Мне было жаль Богомольца, но я хотел пустить их по одному следу. Пусть столкнутся нос к носу — компаньоны по производству киргизских ковров. Тут мне пришло в голову, что разумнее всего было бы зазвать Богомольца к Якобу в корчму на стаканчик винца и сказать ему: «Знаешь ли ты, старина, что муху проще приманить каплей меда, чем бочкой уксуса? Коли знаешь, отправляйся домой, возьми свою женушку за подбородок, взгляни ей в глаза, помирись с нею, а потом пошли ее к чепайскому святому ткачу, но не раньше, чем пошлешь ему откормленную свинью, и тогда благочестивый муж сделает твоей женушке такое внушение, что она разом перестанет мыкаться в поисках венца жизни; если же ты во что бы то ни стало хочешь искать подвоха, то, чем точить нож на меня, не сдавал бы лучше доктору собственный двор в аренду!» Но как говорится, слово — серебро, молчание — золото.

— А нотарусу чего сказать? — Шати торопился уяснить последний пункт соглашения.

— Нотариусу? Что ж, можешь сказать, что я пошел на почту.

С этими словами я повернулся спиной к юному Пинкертону, который тем временем исполнил первую часть нашего договора, слопав медвежий сахар. В дверях почты я оглянулся — он разыскивал опрометчиво выброшенные яблоки. Однако они успели попасть в поле деятельности шпиона-подручного, в результате Шати покинул свой пост удрученным, как всякий, оставшийся с носом конъюнктурщик.

Госпожа Полинг раскатывала на кухне тесто, будучи явно не в духе.

— У Андялки снова голова болит, — сообщила она сердито, — она еще не вставала, ей надо менять компрессы, едва успеваю холодную воду таскать. Это с молодыми девушками бывает, я и сама маялась, пока замуж не вышла, — добавила она, желая меня успокоить.

— Можно к ней зайти?

— Почему же нет, пожалуйста, господин председатель, может, забудется хоть немного.

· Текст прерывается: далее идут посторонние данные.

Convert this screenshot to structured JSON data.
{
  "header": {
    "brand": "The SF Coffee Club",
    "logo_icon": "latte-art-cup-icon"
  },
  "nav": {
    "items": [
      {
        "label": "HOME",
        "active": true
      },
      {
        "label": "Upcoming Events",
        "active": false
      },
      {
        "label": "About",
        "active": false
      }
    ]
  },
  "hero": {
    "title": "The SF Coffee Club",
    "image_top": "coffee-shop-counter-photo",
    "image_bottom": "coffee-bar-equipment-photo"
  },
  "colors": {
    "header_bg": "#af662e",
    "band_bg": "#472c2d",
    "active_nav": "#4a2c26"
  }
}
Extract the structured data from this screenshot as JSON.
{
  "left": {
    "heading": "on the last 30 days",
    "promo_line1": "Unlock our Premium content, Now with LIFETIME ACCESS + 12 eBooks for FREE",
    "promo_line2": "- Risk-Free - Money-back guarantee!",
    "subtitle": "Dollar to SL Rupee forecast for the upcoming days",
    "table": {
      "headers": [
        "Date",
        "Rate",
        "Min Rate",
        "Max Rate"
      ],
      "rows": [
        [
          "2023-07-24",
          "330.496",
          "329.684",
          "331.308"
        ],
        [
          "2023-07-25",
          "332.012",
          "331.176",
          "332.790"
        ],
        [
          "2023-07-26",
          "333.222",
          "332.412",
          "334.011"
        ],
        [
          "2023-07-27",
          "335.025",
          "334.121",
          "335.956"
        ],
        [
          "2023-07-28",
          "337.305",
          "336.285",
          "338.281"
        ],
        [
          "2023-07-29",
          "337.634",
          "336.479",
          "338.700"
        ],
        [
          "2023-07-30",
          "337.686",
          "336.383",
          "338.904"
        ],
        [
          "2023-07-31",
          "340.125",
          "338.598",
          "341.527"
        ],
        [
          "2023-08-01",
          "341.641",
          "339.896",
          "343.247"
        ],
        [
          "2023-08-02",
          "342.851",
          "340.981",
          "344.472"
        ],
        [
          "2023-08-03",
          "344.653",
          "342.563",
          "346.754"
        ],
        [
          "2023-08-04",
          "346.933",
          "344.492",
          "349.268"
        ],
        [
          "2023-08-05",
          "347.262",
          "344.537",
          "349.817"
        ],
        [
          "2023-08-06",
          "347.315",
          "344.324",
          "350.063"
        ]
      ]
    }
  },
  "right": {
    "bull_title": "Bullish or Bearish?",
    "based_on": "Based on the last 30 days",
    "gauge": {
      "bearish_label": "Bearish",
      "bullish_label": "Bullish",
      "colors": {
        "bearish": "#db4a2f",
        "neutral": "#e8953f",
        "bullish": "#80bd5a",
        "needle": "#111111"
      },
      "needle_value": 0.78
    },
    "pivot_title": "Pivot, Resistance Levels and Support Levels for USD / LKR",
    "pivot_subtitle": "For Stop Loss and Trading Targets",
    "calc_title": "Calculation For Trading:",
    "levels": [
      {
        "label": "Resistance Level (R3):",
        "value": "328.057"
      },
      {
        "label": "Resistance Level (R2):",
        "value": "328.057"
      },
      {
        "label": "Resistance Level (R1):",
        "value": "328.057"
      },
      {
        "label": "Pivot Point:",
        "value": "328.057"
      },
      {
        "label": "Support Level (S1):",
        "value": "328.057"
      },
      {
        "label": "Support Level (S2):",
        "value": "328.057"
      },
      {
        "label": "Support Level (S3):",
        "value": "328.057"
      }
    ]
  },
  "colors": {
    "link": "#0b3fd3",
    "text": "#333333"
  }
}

Слова о том, что Андялке следует «забыться», меня не смутили. В деревне часто говорят «забыться» вместо «развлечься».

Однако девушка соглашалась забываться исключительно через дверь. Она очень просила меня не входить: она-де не причесана, не одета (это означало: одета недостаточно продуманно) и глаза у нее красные от бессонницы. Если же я хочу оказать ей услугу, то она просунет в дверь тазик, чтобы я принес свежей воды.

Целый день носил я свежую воду, а колодец на почте был очень глубок, и ревматизм мой слегка взбунтовался. Зато к вечеру Андялкина головная боль утихла настолько, что она смогла выслушать через полуоткрытую дверь главу о помощнике нотариуса. Она не сказала в ответ ни «хорошо», ни «плохо», я же не осмелился беспокоить ее вопросами. Прошло довольно много времени, наконец я робко спросил, не заснула ли она.

— Я не сплю, — отвечала бедняжка немного нервно. — У меня снова разболелась голова. Не могли бы вы закрыть дверь?

Я закрыл дверь. Матушка Полинг заснула в комнате на диване, голова ее свесилась вниз, я поправил подушечку, чтобы ей не приснилось плохого, и сел в клетушке за стол. Я думал поработать, но дело не шло, на бумаге одна за другой появлялись буквы «я». (Первый раз в жизни я придумал ребус; разгадка — единственная-я-единственная.)